Я жил в «Пареп-отеле», расположенном в четырехкилометровой зоне, то есть лежащем на расстоянии четырех километров от резиденции администратора. Администратор стоял на самой вершине социальной пирамиды, и его присутственное место было социальным центром Дарвина, не будучи центром географическим, так как находилось на мысе, выступающем в море. Было принято, что каждый вновь прибывший, который считал свое социальное положение соответственно высоким — мнение, с которым часто не совпадало мнение администратора, — наносил в резиденцию визит и расписывался в книге визитеров. Затем через какое-то время оп получал приглашение на прием. Но мне в моем невозможном сером костюме не приходилось и рассчитывать на такое приглашение, и поэтому мое имя так и не появилось в книге визитеров.

«Пареп-отель» состоял из трех частей. Наружные здания: туалеты для посетителей общего бара и бараки для обслуживающего персонала, которым туалетов не полагалось (они ходили в кусты). Вторая часть была расположена на первом этаже — это кухня, столовая и ресторан. К третьей относились спальни, туалеты и ванные комнаты проживающих в отеле. Эта часть здания опиралась на стальные балки трехметровой высоты и прекрасно защищала регулярно посещающих бар любителей выпить от дождя и солнца. Формально ресторан закрывался в девять вечера, практически же там можно было получить спиртное в любое время дня и ночи. Часто дело не обходилось без драк, а однажды, во время моего пребывания в Дарвине, дело дошло и до выстрелов. Таким образом, для человека с чутким сном «Пареп-отель» представлял известное неудобство.

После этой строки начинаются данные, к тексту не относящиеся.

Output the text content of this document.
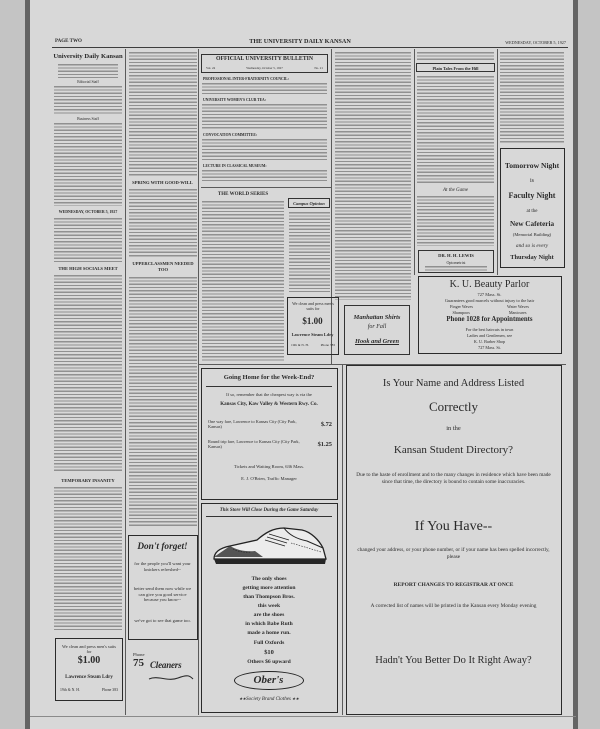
PAGE TWO	THE UNIVERSITY DAILY KANSAN	WEDNESDAY, OCTOBER 5, 1927
University Daily Kansan
Editorial Staff
Business Staff
WEDNESDAY, OCTOBER 5, 1927
THE HIGH SOCIALS MEET
TEMPORARY INSANITY
We clean and press men's suits for
$1.00
Lawrence Steam Ldry
19th & N. H.	Phone 383
SPRING WITH GOOD-WILL
UPPERCLASSMEN NEEDED TOO
Don't forget!
for the people you'll want your knickers refreshed--
better send them now while we can give you good service because you know--
we've got to see that game too.
Phone
75 Cleaners
OFFICIAL UNIVERSITY BULLETIN
Vol. 24	Wednesday, October 5, 1927	No. 21
PROFESSIONAL INTER-FRATERNITY COUNCIL:
UNIVERSITY WOMEN'S CLUB TEA:
CONVOCATION COMMITTEE:
LECTURE IN CLASSICAL MUSEUM:
THE WORLD SERIES
Campus Opinion
We clean and press men's suits for
$1.00
Lawrence Steam Ldry
19th & N. H.	Phone 383
Manhattan Shirts
for Fall
Hook and Green
Plain Tales From the Hill
At the Game
DR. H. H. LEWIS
Optometrist
Tomorrow Night
is
Faculty Night
at the
New Cafeteria
(Memorial Building)
and so is every
Thursday Night
K. U. Beauty Parlor
727 Mass. St.
Guarantees good marcels without injury to the hair
Finger Waves	Water Waves
Shampoos	Manicures
Phone 1028 for Appointments
For the best haircuts in town
Ladies and Gentlemen, see
K. U. Barber Shop
727 Mass. St.
Going Home for the Week-End?
If so, remember that the cheapest way is via the
Kansas City, Kaw Valley & Western Rwy. Co.
One way fare, Lawrence to Kansas City (City Park, Kansas)	$.72
Round trip fare, Lawrence to Kansas City (City Park, Kansas)	$1.25
Tickets and Waiting Room, 636 Mass.
E. J. O'Brien, Traffic Manager
This Store Will Close During the Game Saturday
The only shoes
getting more attention
than Thompson Bros.
this week
are the shoes
in which Babe Ruth
made a home run.
Full Oxfords
$10
Others $6 upward
Ober's
★★ Society Brand Clothes ★★
Is Your Name and Address Listed
Correctly
in the
Kansan Student Directory?
Due to the haste of enrollment and to the many changes in residence which have been made since that time, the directory is bound to contain some inaccuracies.
If You Have--
changed your address, or your phone number, or if your name has been spelled incorrectly, please
REPORT CHANGES TO REGISTRAR AT ONCE
A corrected list of names will be printed in the Kansan every Monday evening
Hadn't You Better Do It Right Away?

Через неделю после моего прибытия в Дарвин было рождество. Я хорошо запомнил этот первый рождественский обед — не только из-за того, что английская еда очень не подходит к тропикам, но и потому, что тогда я пережил первую тропическую грозу. Так как я был совсем незнаком с подобными явлениями природы, гроза произвела на меня сильное впечатление. Гром делал всякую попытку разговаривать почти безнадежной, но мои соседи по ресторанному залу воспринимали все происходящее как нечто совершенно обычное, даже когда дождевая вода поднялась выше канавок, проходивших по цементному полу, и начала разливаться под столами. В своем сером костюме я чувствовал себя в достаточной мере уверенно, и если другие держались перед разверзшимися вратами ада с большим самомнением, то и я старался вести себя так же, потому что не хотел показать, что я новичок, — правда, укусы песочных мух очень мешали мне выдерживать характер.

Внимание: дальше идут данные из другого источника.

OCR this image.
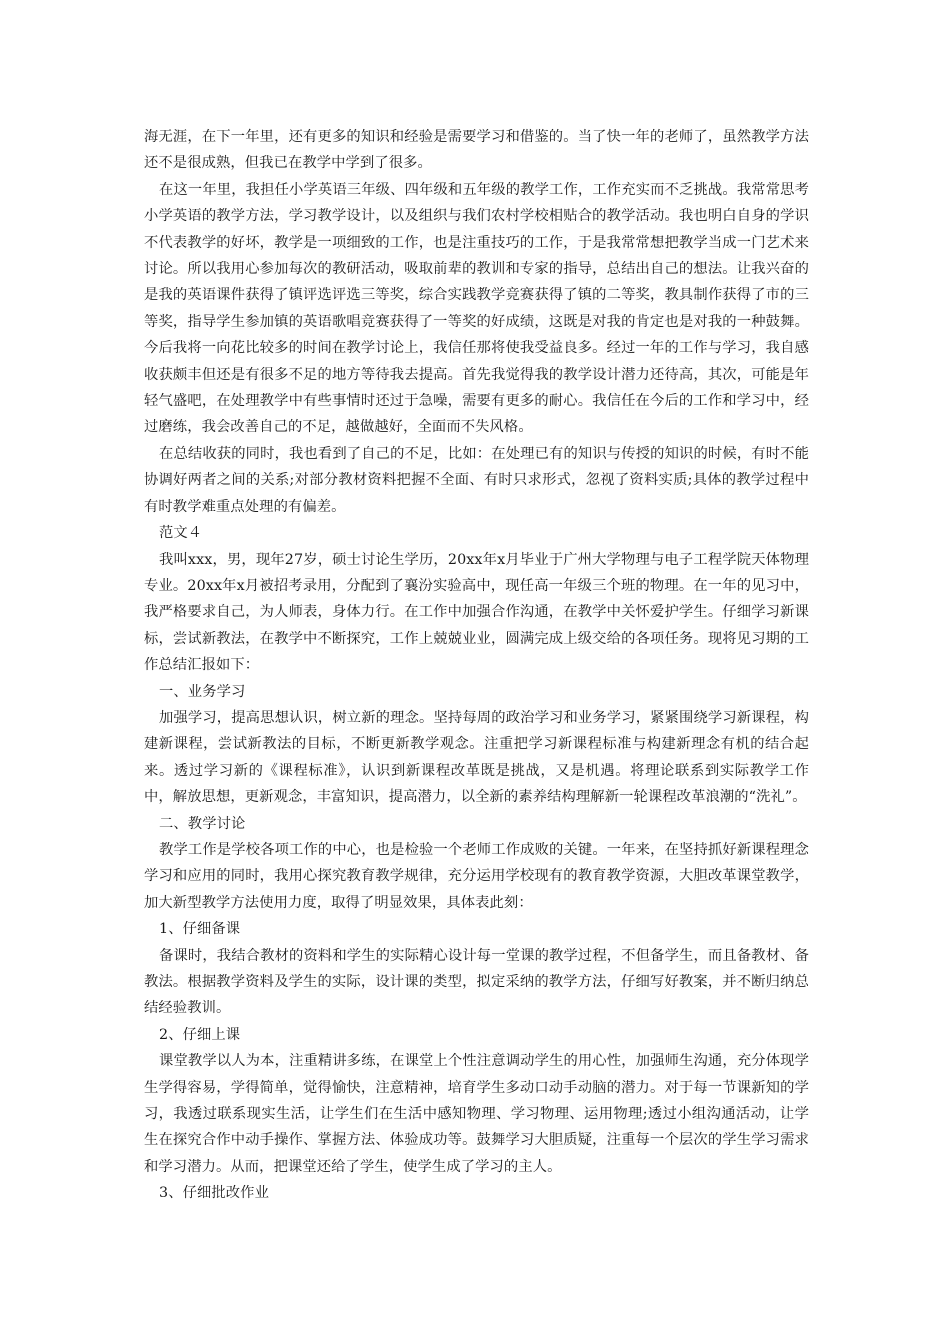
海无涯，在下一年里，还有更多的知识和经验是需要学习和借鉴的。当了快一年的老师了，虽然教学方法还不是很成熟，但我已在教学中学到了很多。

在这一年里，我担任小学英语三年级、四年级和五年级的教学工作，工作充实而不乏挑战。我常常思考小学英语的教学方法，学习教学设计，以及组织与我们农村学校相贴合的教学活动。我也明白自身的学识不代表教学的好坏，教学是一项细致的工作，也是注重技巧的工作，于是我常常想把教学当成一门艺术来讨论。所以我用心参加每次的教研活动，吸取前辈的教训和专家的指导，总结出自己的想法。让我兴奋的是我的英语课件获得了镇评选评选三等奖，综合实践教学竞赛获得了镇的二等奖，教具制作获得了市的三等奖，指导学生参加镇的英语歌唱竞赛获得了一等奖的好成绩，这既是对我的肯定也是对我的一种鼓舞。今后我将一向花比较多的时间在教学讨论上，我信任那将使我受益良多。经过一年的工作与学习，我自感收获颇丰但还是有很多不足的地方等待我去提高。首先我觉得我的教学设计潜力还待高，其次，可能是年轻气盛吧，在处理教学中有些事情时还过于急噪，需要有更多的耐心。我信任在今后的工作和学习中，经过磨练，我会改善自己的不足，越做越好，全面而不失风格。

在总结收获的同时，我也看到了自己的不足，比如：在处理已有的知识与传授的知识的时候，有时不能协调好两者之间的关系;对部分教材资料把握不全面、有时只求形式，忽视了资料实质;具体的教学过程中有时教学难重点处理的有偏差。

范文４

我叫xxx，男，现年27岁，硕士讨论生学历，20xx年x月毕业于广州大学物理与电子工程学院天体物理专业。20xx年x月被招考录用，分配到了襄汾实验高中，现任高一年级三个班的物理。在一年的见习中，我严格要求自己，为人师表，身体力行。在工作中加强合作沟通，在教学中关怀爱护学生。仔细学习新课标，尝试新教法，在教学中不断探究，工作上兢兢业业，圆满完成上级交给的各项任务。现将见习期的工作总结汇报如下：

一、业务学习

加强学习，提高思想认识，树立新的理念。坚持每周的政治学习和业务学习，紧紧围绕学习新课程，构建新课程，尝试新教法的目标，不断更新教学观念。注重把学习新课程标准与构建新理念有机的结合起来。透过学习新的《课程标准》，认识到新课程改革既是挑战，又是机遇。将理论联系到实际教学工作中，解放思想，更新观念，丰富知识，提高潜力，以全新的素养结构理解新一轮课程改革浪潮的“洗礼”。

二、教学讨论

教学工作是学校各项工作的中心，也是检验一个老师工作成败的关键。一年来，在坚持抓好新课程理念学习和应用的同时，我用心探究教育教学规律，充分运用学校现有的教育教学资源，大胆改革课堂教学，加大新型教学方法使用力度，取得了明显效果，具体表此刻：

1、仔细备课

备课时，我结合教材的资料和学生的实际精心设计每一堂课的教学过程，不但备学生，而且备教材、备教法。根据教学资料及学生的实际，设计课的类型，拟定采纳的教学方法，仔细写好教案，并不断归纳总结经验教训。

2、仔细上课

课堂教学以人为本，注重精讲多练，在课堂上个性注意调动学生的用心性，加强师生沟通，充分体现学生学得容易，学得简单，觉得愉快，注意精神，培育学生多动口动手动脑的潜力。对于每一节课新知的学习，我透过联系现实生活，让学生们在生活中感知物理、学习物理、运用物理;透过小组沟通活动，让学生在探究合作中动手操作、掌握方法、体验成功等。鼓舞学习大胆质疑，注重每一个层次的学生学习需求和学习潜力。从而，把课堂还给了学生，使学生成了学习的主人。

3、仔细批改作业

Тропическая жара в Дарвине была делом довольно обычным, но я совершил ошибку, прибыв туда в середине лета,'в сезон дождей. В Северной Австралии, по существу, лишь два сезона — «мокрое» лето, когда северо-западный муссон приносит влагу и дожди, и «сухая» зима, когда дует юго-восточный пассат и в течение нескольких месяцев на небе не появляется ни облачка. Погода в это время года великолепная, и дальше в глубь материка по ночам бывают даже заморозки. Мы разделяли зиму на периоды в одно, два или три одеяла, исходя из того, сколько их требовалось ночью. Летом же спали нагими или укрывшись одной лишь простыней под сеткой от москитов. В дождливый сезон многие, вначале и я тоже, страдали от выступавшей на коже сыпи. Юго-восточный пассат называли «лихорадочным ветром», так как он вызывал заболевания малярией и лихорадку денге.

В 1937 году в Дарвине было примерно две тысячи жителей — черных, белых и метисов. По европейским понятиям, это была довольно большая деревня. Ближайший относительно крупный город — Клонкарри в Квинсленде — находился на расстоянии тысячи трехсот километров. Дарвин был, по существу, изолирован.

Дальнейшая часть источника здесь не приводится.